Setting up your environment

Before you can do anything with this (build the documentation or run any of the scripts) you’ll need to setup and activate a python virtualenv. Run the following at the command prompt...

On Linux/Mac OS X

If you don’t have virtualenv installed yet, try:

$ sudo easy_install virtualenv virtualenvwrapper

If you’re using a distro like Fedora or Ubuntu, you should try this instead:

$ sudo yum install python-virtualenv

Once you have virtualenv installed, you should be able to run:

$ virtualenv --no-site-packages -p python2 sphinxenv
$ source sphinxenv/bin/activate
$ git clone git@github.com:YOUR_USERNAME/posse.git
$ cd posse
$ python setup.py develop

On Windows

At the windows command prompt:

$ virtualenv --no-site-packages -p python2 sphinxenv
$ sphinxenv/Scripts/activate.bat

In msysGit or git-bash:

$ git clone git@github.com:YOUR_USERNAME/posse.git

Back in the windows command prompt:

$ cd posse
$ python setup.py develop

Building the “Documentation”

The “documentation” for the course (the syllabus, all the homework assignments, notes on the lectures) are all kept in the doc/ directory of this repository. The files all end with the extension .rst which is the file extension for the reStructuredText markup language. They are all furthermore tied together the the sphinx framework for building integrated docs.

You might notice that the syllabus, et. al. is hosted on http://readthedocs.org/. The upstream github repository has a hook installed that automatically triggers a git pull at http://readthedocs.org from http://github.com. Thus, every time we change the docs here, they are automatically re-built into HTML for us and posted online. Awesome!

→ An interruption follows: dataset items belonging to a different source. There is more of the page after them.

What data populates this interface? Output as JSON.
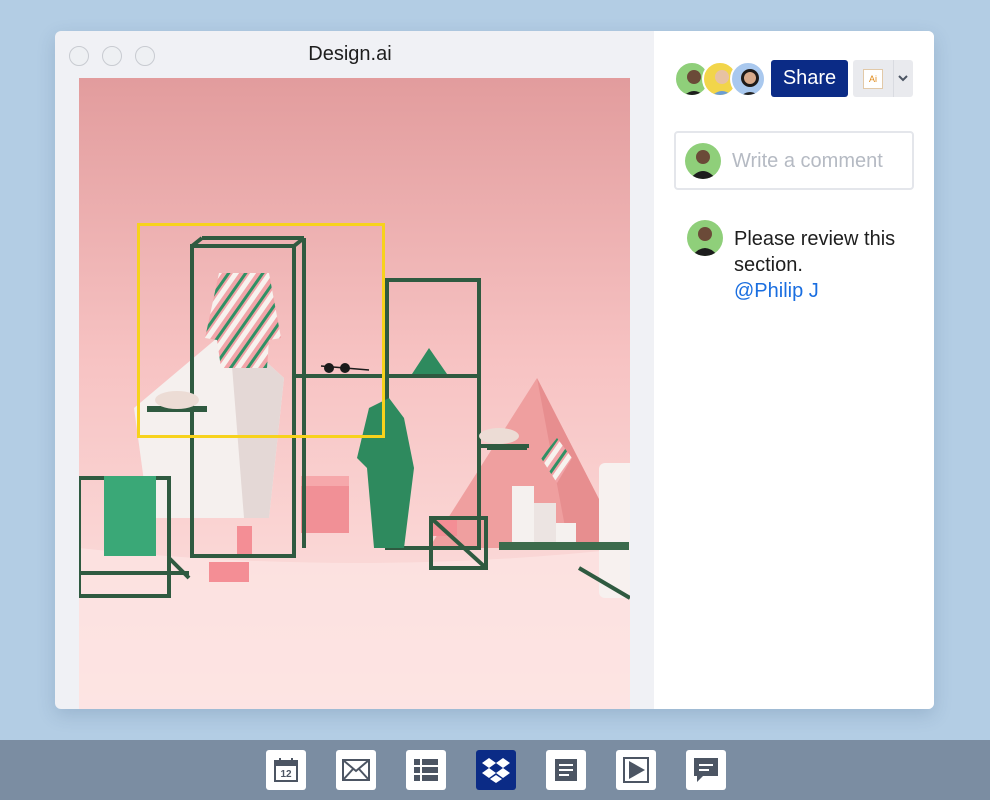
{
  "window": {
    "title": "Design.ai",
    "controls": [
      "close",
      "minimize",
      "maximize"
    ]
  },
  "artwork": {
    "description_icon": "fashion-display-illustration",
    "selection_color": "#f7d21c"
  },
  "panel": {
    "collaborators": [
      {
        "name": "collaborator-1",
        "icon": "avatar"
      },
      {
        "name": "collaborator-2",
        "icon": "avatar"
      },
      {
        "name": "collaborator-3",
        "icon": "avatar"
      }
    ],
    "share_label": "Share",
    "file_type_badge": "Ai",
    "comment_placeholder": "Write a comment",
    "comments": [
      {
        "text": "Please review this section.",
        "mention": "@Philip J"
      }
    ]
  },
  "dock": {
    "items": [
      {
        "name": "calendar",
        "icon": "calendar-icon",
        "label": "12",
        "active": false
      },
      {
        "name": "mail",
        "icon": "mail-icon",
        "active": false
      },
      {
        "name": "list",
        "icon": "list-icon",
        "active": false
      },
      {
        "name": "dropbox",
        "icon": "dropbox-icon",
        "active": true
      },
      {
        "name": "document",
        "icon": "document-icon",
        "active": false
      },
      {
        "name": "video",
        "icon": "play-icon",
        "active": false
      },
      {
        "name": "messages",
        "icon": "chat-icon",
        "active": false
      }
    ]
  },
  "colors": {
    "background": "#b3cde4",
    "accent": "#0b2b86",
    "mention": "#1a6ee0",
    "dock": "#7b8da2"
  }
}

This however means that we should be careful before we push anything to github, or it will ‘go live’. To be careful, you should rebuild the documentation locally (on your machine) to check that whatever modifications you made to the .rst files actually renders into the HTML that you want.

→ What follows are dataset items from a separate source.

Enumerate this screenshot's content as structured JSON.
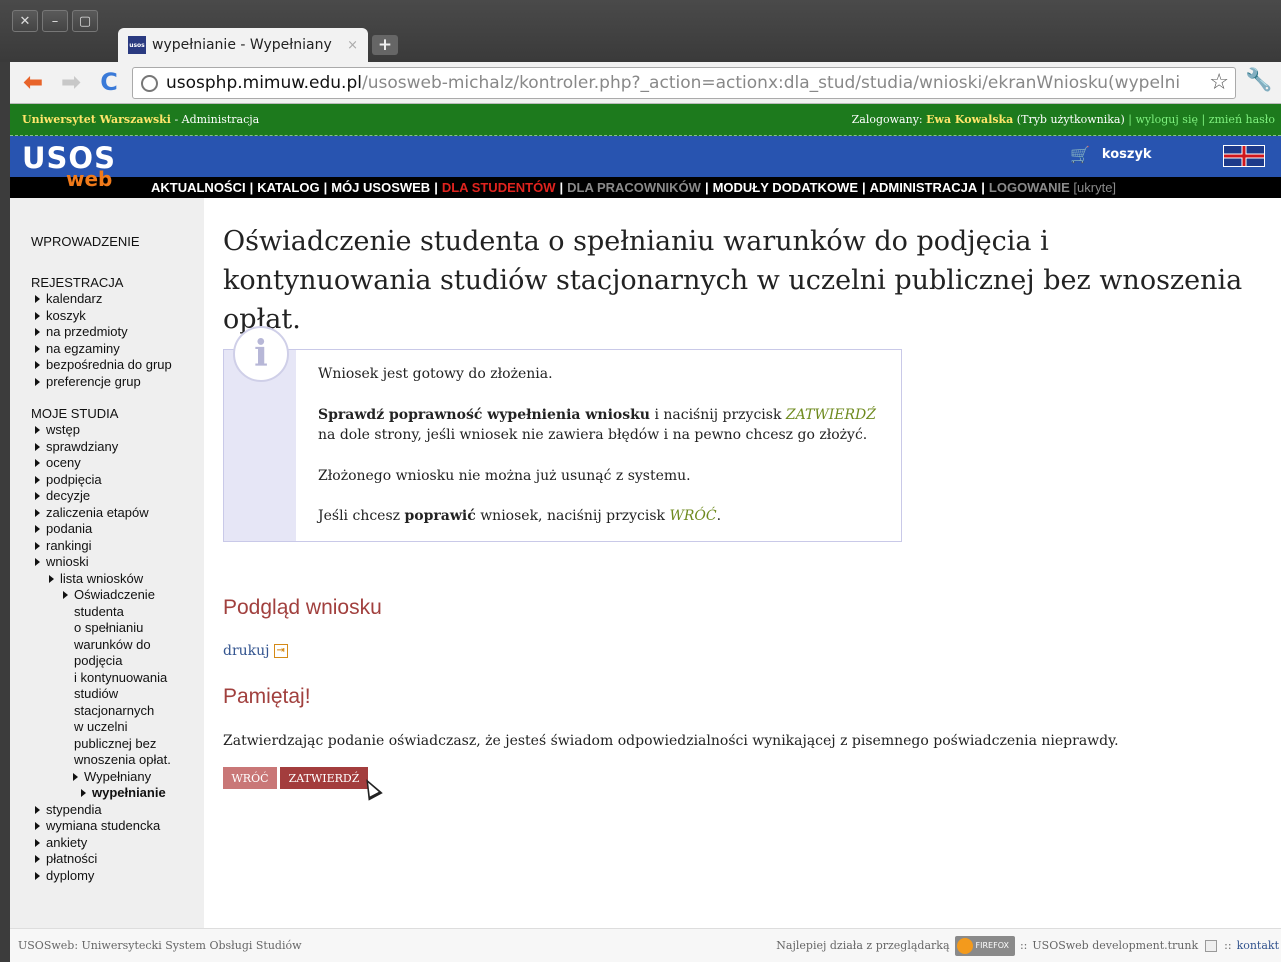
{
  "browser": {
    "tab_title": "wypełnianie - Wypełniany",
    "tab_close": "×",
    "new_tab": "+",
    "favicon_text": "usos",
    "url_host": "usosphp.mimuw.edu.pl",
    "url_path": "/usosweb-michalz/kontroler.php?_action=actionx:dla_stud/studia/wnioski/ekranWniosku(wypelni",
    "buttons": {
      "close": "✕",
      "minimize": "–",
      "maximize": "▢",
      "back": "⬅",
      "forward": "➡",
      "reload": "C",
      "star": "☆",
      "wrench": "🔧"
    }
  },
  "topstrip": {
    "university": "Uniwersytet Warszawski",
    "section": " - Administracja",
    "logged_label": "Zalogowany: ",
    "user": "Ewa Kowalska",
    "mode": " (Tryb użytkownika)",
    "sep1": " | ",
    "logout": "wyloguj się",
    "sep2": " | ",
    "change_password": "zmień hasło"
  },
  "banner": {
    "logo_main": "USOS",
    "logo_sub": "web",
    "cart_label": "koszyk",
    "cart_icon": "cart-icon",
    "menu": [
      {
        "label": "AKTUALNOŚCI",
        "style": "normal"
      },
      {
        "label": "KATALOG",
        "style": "normal"
      },
      {
        "label": "MÓJ USOSWEB",
        "style": "normal"
      },
      {
        "label": "DLA STUDENTÓW",
        "style": "active"
      },
      {
        "label": "DLA PRACOWNIKÓW",
        "style": "dim"
      },
      {
        "label": "MODUŁY DODATKOWE",
        "style": "normal"
      },
      {
        "label": "ADMINISTRACJA",
        "style": "normal"
      },
      {
        "label": "LOGOWANIE",
        "style": "dim"
      }
    ],
    "menu_sep": "|",
    "hidden_label": "[ukryte]"
  },
  "sidebar": {
    "intro": "WPROWADZENIE",
    "registration": {
      "title": "REJESTRACJA",
      "items": [
        "kalendarz",
        "koszyk",
        "na przedmioty",
        "na egzaminy",
        "bezpośrednia do grup",
        "preferencje grup"
      ]
    },
    "studies": {
      "title": "MOJE STUDIA",
      "items": [
        "wstęp",
        "sprawdziany",
        "oceny",
        "podpięcia",
        "decyzje",
        "zaliczenia etapów",
        "podania",
        "rankingi",
        "wnioski"
      ],
      "list": "lista wniosków",
      "declaration": "Oświadczenie",
      "declaration_rest": [
        "studenta",
        "o spełnianiu",
        "warunków do",
        "podjęcia",
        "i kontynuowania",
        "studiów",
        "stacjonarnych",
        "w uczelni",
        "publicznej bez",
        "wnoszenia opłat."
      ],
      "filled": "Wypełniany",
      "filling": "wypełnianie",
      "more": [
        "stypendia",
        "wymiana studencka",
        "ankiety",
        "płatności",
        "dyplomy"
      ]
    }
  },
  "main": {
    "title": "Oświadczenie studenta o spełnianiu warunków do podjęcia i kontynuowania studiów stacjonarnych w uczelni publicznej bez wnoszenia opłat.",
    "info": {
      "icon": "i",
      "p1": "Wniosek jest gotowy do złożenia.",
      "p2_bold": "Sprawdź poprawność wypełnienia wniosku",
      "p2_mid": " i naciśnij przycisk ",
      "p2_btn": "ZATWIERDŹ",
      "p2_end": " na dole strony, jeśli wniosek nie zawiera błędów i na pewno chcesz go złożyć.",
      "p3": "Złożonego wniosku nie można już usunąć z systemu.",
      "p4_start": "Jeśli chcesz ",
      "p4_bold": "poprawić",
      "p4_mid": " wniosek, naciśnij przycisk ",
      "p4_btn": "WRÓĆ",
      "p4_end": "."
    },
    "preview_heading": "Podgląd wniosku",
    "print_link": "drukuj",
    "print_icon": "⇥",
    "remember_heading": "Pamiętaj!",
    "notice": "Zatwierdzając podanie oświadczasz, że jesteś świadom odpowiedzialności wynikającej z pisemnego poświadczenia nieprawdy.",
    "btn_back": "WRÓĆ",
    "btn_submit": "ZATWIERDŹ"
  },
  "footer": {
    "left": "USOSweb: Uniwersytecki System Obsługi Studiów",
    "best_in": "Najlepiej działa z przeglądarką",
    "firefox": "FIREFOX",
    "sep": " :: ",
    "version": "USOSweb development.trunk",
    "sep2": " :: ",
    "contact": "kontakt"
  }
}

In order to do that, first make sure you have your virtualenv activated.

Being certain of that, in the root directory, simply run:

$ sphinx-build -b html doc html-output

The html documentation will be generated in html-output/. Check html-output/html/index.html to see if it exists.

Note

If your machine complains that ‘sphinx-build’ is a command that could not be found, try running “$ python setup.py develop” in the root of the posse repository first. That setup.py file contains information about all other open source projects that are required for this project, and will automatically install them from http://pypi.python.org/

Validating the data/students.yaml file

In order to ensure that you don’t introduce any unparseable errors into the file, there is a script in lib/posse/model/validate.py that reads in the file and checks each entry. You should run it after every time you edit data/students.yaml.

In order to run the validate.py script, make sure you have your virtualenv activated.

In the root of the cloned source directory, run:

$ python lib/posse/model/validate.py

The data format (YAML) can be a little prickly though. It is whitespace-sensitive, meaning that how many spaces you put before an entry on each line has an impact on how the data is interpreted. It also means that tabs and spaces are distinctly different in their meaning. It also means that editing such a file is easy to mess up.